Bioenergetic consequences of sex-specific mitochondrial DNA evolution
Bettinazzi, Stefano (2021), Bioenergetic consequences of sex-specific mitochondrial DNA evolution, Dryad, Dataset, https://doi.org/10.5061/dryad.cvdncjt4n
Doubly uniparental inheritance (DUI) represents a notable exception to the general rule of strict maternal inheritance (SMI) of mitochondria in metazoans. This system entails the coexistence of two mitochondrial lineages (F- and M-type) transmitted separately through oocytes and sperm, thence providing an unprecedented opportunity for the mitochondrial genome to evolve adaptively for male functions. In this study, we explored the impact of a sex-specific mitochondrial evolution upon gamete bioenergetics of DUI and SMI bivalve species, comparing the activity of key-enzymes of glycolysis, fermentation, fatty acid metabolism, tricarboxylic acid cycle, oxidative phosphorylation and antioxidant metabolism.
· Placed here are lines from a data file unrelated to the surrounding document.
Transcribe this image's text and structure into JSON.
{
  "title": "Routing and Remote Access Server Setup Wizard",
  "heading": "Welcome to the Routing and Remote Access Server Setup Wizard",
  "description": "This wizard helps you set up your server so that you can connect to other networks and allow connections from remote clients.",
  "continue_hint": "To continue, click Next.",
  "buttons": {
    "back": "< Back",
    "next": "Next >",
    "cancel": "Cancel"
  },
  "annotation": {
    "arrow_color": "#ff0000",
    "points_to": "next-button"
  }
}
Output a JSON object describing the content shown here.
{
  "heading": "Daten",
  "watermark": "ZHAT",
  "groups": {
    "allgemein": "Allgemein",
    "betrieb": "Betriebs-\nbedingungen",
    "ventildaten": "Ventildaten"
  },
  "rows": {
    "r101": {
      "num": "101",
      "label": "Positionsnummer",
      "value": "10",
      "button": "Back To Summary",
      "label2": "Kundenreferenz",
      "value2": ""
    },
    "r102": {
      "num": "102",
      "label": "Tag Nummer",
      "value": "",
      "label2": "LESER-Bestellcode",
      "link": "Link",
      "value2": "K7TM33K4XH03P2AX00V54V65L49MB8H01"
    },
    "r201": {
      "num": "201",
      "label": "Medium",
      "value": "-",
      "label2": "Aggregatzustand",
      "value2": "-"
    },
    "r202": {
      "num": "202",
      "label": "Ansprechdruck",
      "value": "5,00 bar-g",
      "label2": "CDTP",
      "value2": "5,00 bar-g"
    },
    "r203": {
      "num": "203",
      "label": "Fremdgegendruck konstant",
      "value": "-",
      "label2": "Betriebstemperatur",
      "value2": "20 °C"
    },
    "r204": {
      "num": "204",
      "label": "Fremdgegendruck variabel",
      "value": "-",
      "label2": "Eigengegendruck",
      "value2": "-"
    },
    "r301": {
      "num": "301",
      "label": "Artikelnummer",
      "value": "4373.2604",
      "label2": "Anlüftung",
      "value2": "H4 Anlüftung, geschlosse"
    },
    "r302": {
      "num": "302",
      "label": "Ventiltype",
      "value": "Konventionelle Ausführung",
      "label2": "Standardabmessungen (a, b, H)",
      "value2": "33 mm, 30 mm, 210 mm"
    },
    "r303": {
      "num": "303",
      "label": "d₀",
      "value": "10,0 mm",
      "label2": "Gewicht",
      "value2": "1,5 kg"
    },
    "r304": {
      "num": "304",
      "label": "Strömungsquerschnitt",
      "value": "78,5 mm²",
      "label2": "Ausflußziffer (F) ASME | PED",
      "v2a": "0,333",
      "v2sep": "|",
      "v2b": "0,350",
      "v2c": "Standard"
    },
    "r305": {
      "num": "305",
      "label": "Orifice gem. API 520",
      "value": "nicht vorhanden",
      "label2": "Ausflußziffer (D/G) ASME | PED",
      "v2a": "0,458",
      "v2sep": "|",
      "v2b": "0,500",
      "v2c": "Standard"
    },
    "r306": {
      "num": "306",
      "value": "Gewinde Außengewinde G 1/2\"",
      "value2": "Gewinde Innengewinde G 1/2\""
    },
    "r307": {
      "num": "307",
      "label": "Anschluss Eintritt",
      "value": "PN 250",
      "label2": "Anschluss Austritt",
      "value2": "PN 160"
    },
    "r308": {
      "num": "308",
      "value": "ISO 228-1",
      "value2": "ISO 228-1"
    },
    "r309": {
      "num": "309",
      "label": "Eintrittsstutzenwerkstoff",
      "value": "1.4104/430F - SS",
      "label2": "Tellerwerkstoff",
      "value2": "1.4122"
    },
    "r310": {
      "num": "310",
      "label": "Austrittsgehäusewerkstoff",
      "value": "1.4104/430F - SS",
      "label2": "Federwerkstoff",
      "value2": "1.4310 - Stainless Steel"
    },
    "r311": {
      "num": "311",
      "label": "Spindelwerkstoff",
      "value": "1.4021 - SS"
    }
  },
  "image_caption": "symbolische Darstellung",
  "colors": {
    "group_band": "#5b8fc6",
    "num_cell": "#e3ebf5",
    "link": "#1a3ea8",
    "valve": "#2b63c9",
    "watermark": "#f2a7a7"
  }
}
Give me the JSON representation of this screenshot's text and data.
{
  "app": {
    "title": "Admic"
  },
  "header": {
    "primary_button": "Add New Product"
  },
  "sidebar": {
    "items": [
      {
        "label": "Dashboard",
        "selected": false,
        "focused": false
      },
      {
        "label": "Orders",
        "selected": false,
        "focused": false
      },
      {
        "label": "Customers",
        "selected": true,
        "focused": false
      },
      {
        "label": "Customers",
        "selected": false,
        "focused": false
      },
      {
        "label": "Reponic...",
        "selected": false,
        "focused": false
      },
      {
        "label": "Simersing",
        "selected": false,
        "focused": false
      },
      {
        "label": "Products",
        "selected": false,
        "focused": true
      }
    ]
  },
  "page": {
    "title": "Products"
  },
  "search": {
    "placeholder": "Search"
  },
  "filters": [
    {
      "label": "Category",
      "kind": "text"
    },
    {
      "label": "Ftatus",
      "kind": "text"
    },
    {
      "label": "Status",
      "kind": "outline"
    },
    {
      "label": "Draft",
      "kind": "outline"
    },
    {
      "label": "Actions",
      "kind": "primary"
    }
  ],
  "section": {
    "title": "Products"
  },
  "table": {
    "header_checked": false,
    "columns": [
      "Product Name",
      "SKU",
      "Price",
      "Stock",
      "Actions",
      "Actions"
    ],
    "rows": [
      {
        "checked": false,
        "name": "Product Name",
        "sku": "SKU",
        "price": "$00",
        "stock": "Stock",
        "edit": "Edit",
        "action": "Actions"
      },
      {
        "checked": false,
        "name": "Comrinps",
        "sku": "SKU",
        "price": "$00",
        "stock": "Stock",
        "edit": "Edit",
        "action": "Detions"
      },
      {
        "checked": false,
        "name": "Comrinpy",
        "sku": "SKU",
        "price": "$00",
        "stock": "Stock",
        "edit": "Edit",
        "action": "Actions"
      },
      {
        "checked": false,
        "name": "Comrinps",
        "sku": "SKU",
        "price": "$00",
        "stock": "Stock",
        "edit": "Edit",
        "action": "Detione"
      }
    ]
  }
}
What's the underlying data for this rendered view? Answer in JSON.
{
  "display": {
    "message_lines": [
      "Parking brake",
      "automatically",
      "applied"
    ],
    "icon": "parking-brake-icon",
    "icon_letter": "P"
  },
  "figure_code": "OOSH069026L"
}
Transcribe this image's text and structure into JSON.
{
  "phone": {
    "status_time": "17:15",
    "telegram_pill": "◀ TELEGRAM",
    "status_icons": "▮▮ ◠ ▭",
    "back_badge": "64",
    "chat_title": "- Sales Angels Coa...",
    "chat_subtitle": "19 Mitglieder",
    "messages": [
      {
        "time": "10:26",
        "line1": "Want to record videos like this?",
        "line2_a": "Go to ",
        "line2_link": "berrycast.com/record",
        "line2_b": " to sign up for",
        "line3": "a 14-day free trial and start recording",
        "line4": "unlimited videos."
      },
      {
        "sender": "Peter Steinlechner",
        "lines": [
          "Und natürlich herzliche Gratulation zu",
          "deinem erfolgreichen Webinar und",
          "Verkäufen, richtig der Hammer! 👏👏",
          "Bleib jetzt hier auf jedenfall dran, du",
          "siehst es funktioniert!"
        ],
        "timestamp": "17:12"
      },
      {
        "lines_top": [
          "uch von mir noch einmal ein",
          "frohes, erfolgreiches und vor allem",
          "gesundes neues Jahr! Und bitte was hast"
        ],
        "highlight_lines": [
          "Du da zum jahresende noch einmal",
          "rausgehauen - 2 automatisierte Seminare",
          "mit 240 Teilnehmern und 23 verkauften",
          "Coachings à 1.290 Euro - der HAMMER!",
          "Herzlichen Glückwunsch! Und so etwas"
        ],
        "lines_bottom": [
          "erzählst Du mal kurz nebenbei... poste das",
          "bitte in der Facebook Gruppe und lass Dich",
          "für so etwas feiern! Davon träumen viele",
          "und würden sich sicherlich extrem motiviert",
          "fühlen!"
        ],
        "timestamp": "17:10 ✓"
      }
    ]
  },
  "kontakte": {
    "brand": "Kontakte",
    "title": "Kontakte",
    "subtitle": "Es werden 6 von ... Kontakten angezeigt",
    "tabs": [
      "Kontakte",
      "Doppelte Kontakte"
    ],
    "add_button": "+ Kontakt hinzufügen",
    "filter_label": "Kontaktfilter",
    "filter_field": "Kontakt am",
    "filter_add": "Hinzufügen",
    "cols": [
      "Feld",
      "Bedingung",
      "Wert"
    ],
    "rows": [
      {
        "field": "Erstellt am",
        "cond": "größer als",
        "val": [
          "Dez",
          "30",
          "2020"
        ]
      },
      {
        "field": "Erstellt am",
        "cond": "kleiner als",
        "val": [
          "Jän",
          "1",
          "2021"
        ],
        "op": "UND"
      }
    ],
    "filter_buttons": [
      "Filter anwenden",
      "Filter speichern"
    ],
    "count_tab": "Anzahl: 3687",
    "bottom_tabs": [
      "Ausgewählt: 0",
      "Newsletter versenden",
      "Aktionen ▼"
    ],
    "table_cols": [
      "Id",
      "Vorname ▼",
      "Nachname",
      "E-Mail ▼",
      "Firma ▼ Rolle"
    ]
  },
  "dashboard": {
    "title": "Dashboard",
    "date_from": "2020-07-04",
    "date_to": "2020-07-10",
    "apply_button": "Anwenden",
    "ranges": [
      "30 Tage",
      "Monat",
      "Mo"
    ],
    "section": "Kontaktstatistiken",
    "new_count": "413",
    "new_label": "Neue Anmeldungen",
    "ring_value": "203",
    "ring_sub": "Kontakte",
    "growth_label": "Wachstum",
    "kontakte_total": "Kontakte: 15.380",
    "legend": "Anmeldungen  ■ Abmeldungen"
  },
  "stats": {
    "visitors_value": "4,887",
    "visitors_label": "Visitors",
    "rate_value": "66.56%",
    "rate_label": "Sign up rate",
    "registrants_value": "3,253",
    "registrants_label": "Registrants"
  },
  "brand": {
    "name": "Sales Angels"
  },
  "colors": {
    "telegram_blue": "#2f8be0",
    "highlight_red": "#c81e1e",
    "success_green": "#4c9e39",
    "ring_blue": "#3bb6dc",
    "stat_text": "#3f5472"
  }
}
Our findings suggest reorganized bioenergetic pathways in DUI gametes compared to SMI gametes. This generally results in a decreased enzymatic capacity in DUI sperm with respect to DUI oocytes, a limitation especially prominent at the terminus of the electron transport system. This bioenergetic remodelling fits a reproductive strategy that does not require a high energy input and could potentially link with the preservation of the paternally-transmitted mitochondrial genome in DUI species. Whether this phenotype may derive from positive or relaxed selection acting on DUI sperm is still uncertain.